# Javascript!!



## Jolene strain (Aug 1, 2007)

Hi i'm new to this but i have something going on on my computer i dont understand???This morning i woke up turned my internet on and went to the page i wanter to go on. It allowed me to do so but then when i try to click the next page button it wont allow me to.It looks as if it works but then does'nt.when i scroll the mouse over the next page button on the bottom of my screen it says "javascript_dopostback" I dont know much about coputers my internet was working fine last night now its doing this.What can i do?


----------



## MMJ (Oct 15, 2006)

Got a link?


----------



## namenotfound (Apr 30, 2005)

Seems like maybe you have JavaScript turned off in your browser. However, we can't really help unless we know the webpage you were trying to view


----------



## profi777 (Aug 4, 2007)

The most popular reason of it - is DISABLES javascript in your browser.But js function look like that asp.net was generated her and reason may be in expiried session
But for more information write URL of page


----------



## Jolene strain (Aug 1, 2007)

namenotfound said:


> Seems like maybe you have JavaScript turned off in your browser. However, we can't really help unless we know the webpage you were trying to view


How would i turn javascript back on in my browser?? It happens when i check my e-mail and when i go on myspace i can't click the logout or the nextpage buttons.


----------



## profi777 (Aug 4, 2007)

What's type of browser?


----------



## Jolene strain (Aug 1, 2007)

Ummm i'm not very good with computers yet but my homepage is msn.


----------



## MMJ (Oct 15, 2006)

If you don't know what browser you are using the odds are that it is IE.
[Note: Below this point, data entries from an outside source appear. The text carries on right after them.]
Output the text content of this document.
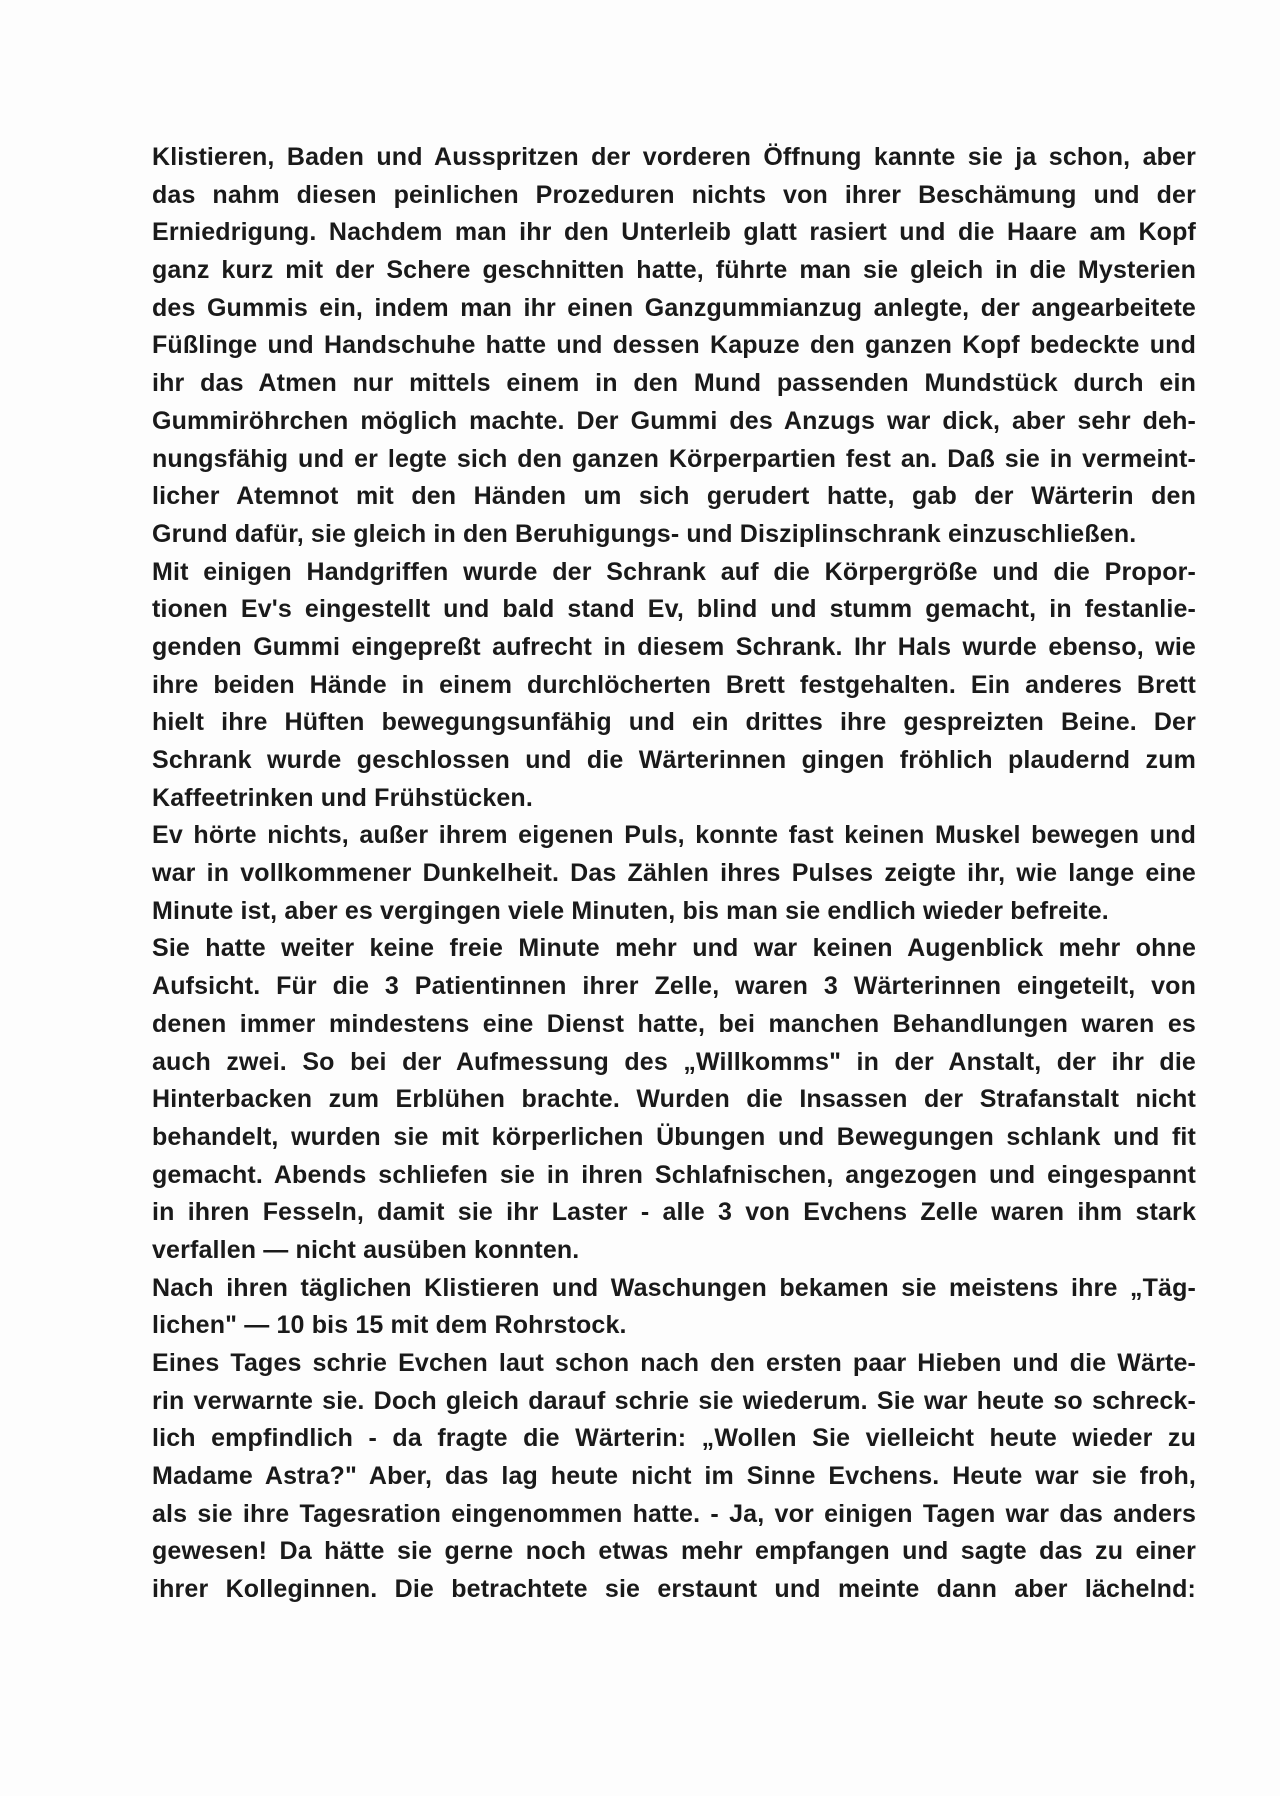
Klistieren, Baden und Ausspritzen der vorderen Öffnung kannte sie ja schon, aber
das nahm diesen peinlichen Prozeduren nichts von ihrer Beschämung und der
Erniedrigung. Nachdem man ihr den Unterleib glatt rasiert und die Haare am Kopf
ganz kurz mit der Schere geschnitten hatte, führte man sie gleich in die Mysterien
des Gummis ein, indem man ihr einen Ganzgummianzug anlegte, der angearbeitete
Füßlinge und Handschuhe hatte und dessen Kapuze den ganzen Kopf bedeckte und
ihr das Atmen nur mittels einem in den Mund passenden Mundstück durch ein
Gummiröhrchen möglich machte. Der Gummi des Anzugs war dick, aber sehr deh-
nungsfähig und er legte sich den ganzen Körperpartien fest an. Daß sie in vermeint-
licher Atemnot mit den Händen um sich gerudert hatte, gab der Wärterin den
Grund dafür, sie gleich in den Beruhigungs- und Disziplinschrank einzuschließen.
Mit einigen Handgriffen wurde der Schrank auf die Körpergröße und die Propor-
tionen Ev's eingestellt und bald stand Ev, blind und stumm gemacht, in festanlie-
genden Gummi eingepreßt aufrecht in diesem Schrank. Ihr Hals wurde ebenso, wie
ihre beiden Hände in einem durchlöcherten Brett festgehalten. Ein anderes Brett
hielt ihre Hüften bewegungsunfähig und ein drittes ihre gespreizten Beine. Der
Schrank wurde geschlossen und die Wärterinnen gingen fröhlich plaudernd zum
Kaffeetrinken und Frühstücken.
Ev hörte nichts, außer ihrem eigenen Puls, konnte fast keinen Muskel bewegen und
war in vollkommener Dunkelheit. Das Zählen ihres Pulses zeigte ihr, wie lange eine
Minute ist, aber es vergingen viele Minuten, bis man sie endlich wieder befreite.
Sie hatte weiter keine freie Minute mehr und war keinen Augenblick mehr ohne
Aufsicht. Für die 3 Patientinnen ihrer Zelle, waren 3 Wärterinnen eingeteilt, von
denen immer mindestens eine Dienst hatte, bei manchen Behandlungen waren es
auch zwei. So bei der Aufmessung des „Willkomms" in der Anstalt, der ihr die
Hinterbacken zum Erblühen brachte. Wurden die Insassen der Strafanstalt nicht
behandelt, wurden sie mit körperlichen Übungen und Bewegungen schlank und fit
gemacht. Abends schliefen sie in ihren Schlafnischen, angezogen und eingespannt
in ihren Fesseln, damit sie ihr Laster - alle 3 von Evchens Zelle waren ihm stark
verfallen — nicht ausüben konnten.
Nach ihren täglichen Klistieren und Waschungen bekamen sie meistens ihre „Täg-
lichen" — 10 bis 15 mit dem Rohrstock.
Eines Tages schrie Evchen laut schon nach den ersten paar Hieben und die Wärte-
rin verwarnte sie. Doch gleich darauf schrie sie wiederum. Sie war heute so schreck-
lich empfindlich - da fragte die Wärterin: „Wollen Sie vielleicht heute wieder zu
Madame Astra?" Aber, das lag heute nicht im Sinne Evchens. Heute war sie froh,
als sie ihre Tagesration eingenommen hatte. - Ja, vor einigen Tagen war das anders
gewesen! Da hätte sie gerne noch etwas mehr empfangen und sagte das zu einer
ihrer Kolleginnen. Die betrachtete sie erstaunt und meinte dann aber lächelnd:
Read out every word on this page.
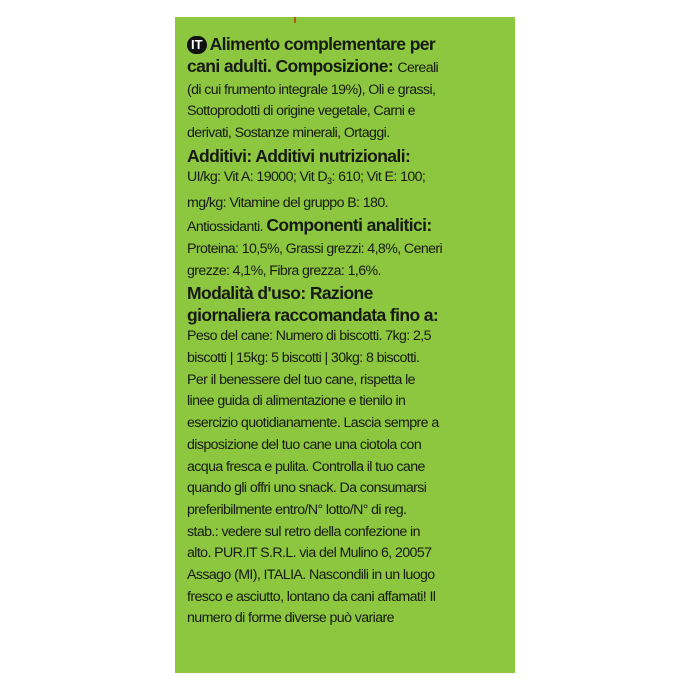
IT Alimento complementare per
cani adulti. Composizione: Cereali
(di cui frumento integrale 19%), Oli e grassi,
Sottoprodotti di origine vegetale, Carni e
derivati, Sostanze minerali, Ortaggi.
Additivi: Additivi nutrizionali:
UI/kg: Vit A: 19000; Vit $D_3$: 610; Vit E: 100;
mg/kg: Vitamine del gruppo B: 180.
Antiossidanti. Componenti analitici:
Proteina: 10,5%, Grassi grezzi: 4,8%, Ceneri
grezze: 4,1%, Fibra grezza: 1,6%.
Modalità d'uso: Razione
giornaliera raccomandata fino a:
Peso del cane: Numero di biscotti. 7kg: 2,5
biscotti | 15kg: 5 biscotti | 30kg: 8 biscotti.
Per il benessere del tuo cane, rispetta le
linee guida di alimentazione e tienilo in
esercizio quotidianamente. Lascia sempre a
disposizione del tuo cane una ciotola con
acqua fresca e pulita. Controlla il tuo cane
quando gli offri uno snack. Da consumarsi
preferibilmente entro/N° lotto/N° di reg.
stab.: vedere sul retro della confezione in
alto. PUR.IT S.R.L. via del Mulino 6, 20057
Assago (MI), ITALIA. Nascondili in un luogo
fresco e asciutto, lontano da cani affamati! Il
numero di forme diverse può variare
However - Please post the link to the site.


----------



## Jolene strain (Aug 1, 2007)

http://www.myspace.com/roymariebrown


----------



## MMJ (Oct 15, 2006)

Jolene strain said:


> http://www.myspace.com/roymariebrown


I don't see any "Next Page".

Personally I would get another browser such as Firefox or Opera .


----------



## Jolene strain (Aug 1, 2007)

would that fix the problem? Its not that i need to download a new java or anything? What does javascriptdopostback mean/


----------



## namenotfound (Apr 30, 2005)

Jolene strain said:


> http://www.myspace.com/roymariebrown


That's a nice picture


----------



## Jolene strain (Aug 1, 2007)

namenotfound said:


> That's a nice picture


Thank you well i'm trying to download http://www.firefox2008.cc/us/ but i ant because when i click my buttons they won't work!!i'm getting so mad!!How can i fix this stupid javascript!!


----------



## MMJ (Oct 15, 2006)

Download it from here: http://www.mozilla.com/en-US/firefox/


----------



## Jolene strain (Aug 1, 2007)

MMJ said:


> Download it from here: http://www.mozilla.com/en-US/firefox/


I'll try but when i click the download button it wont go through because the buttons won't work.


----------



## MMJ (Oct 15, 2006)

Use this:

http://ftp-mozilla.netscape.com/pub...2.0.0.6/win32/en-US/Firefox Setup 2.0.0.6.exe


----------



## Jolene strain (Aug 1, 2007)

ok i just downloaded it now what??


----------



## MMJ (Oct 15, 2006)

Open Firefox than navigate to that page. It should work.


----------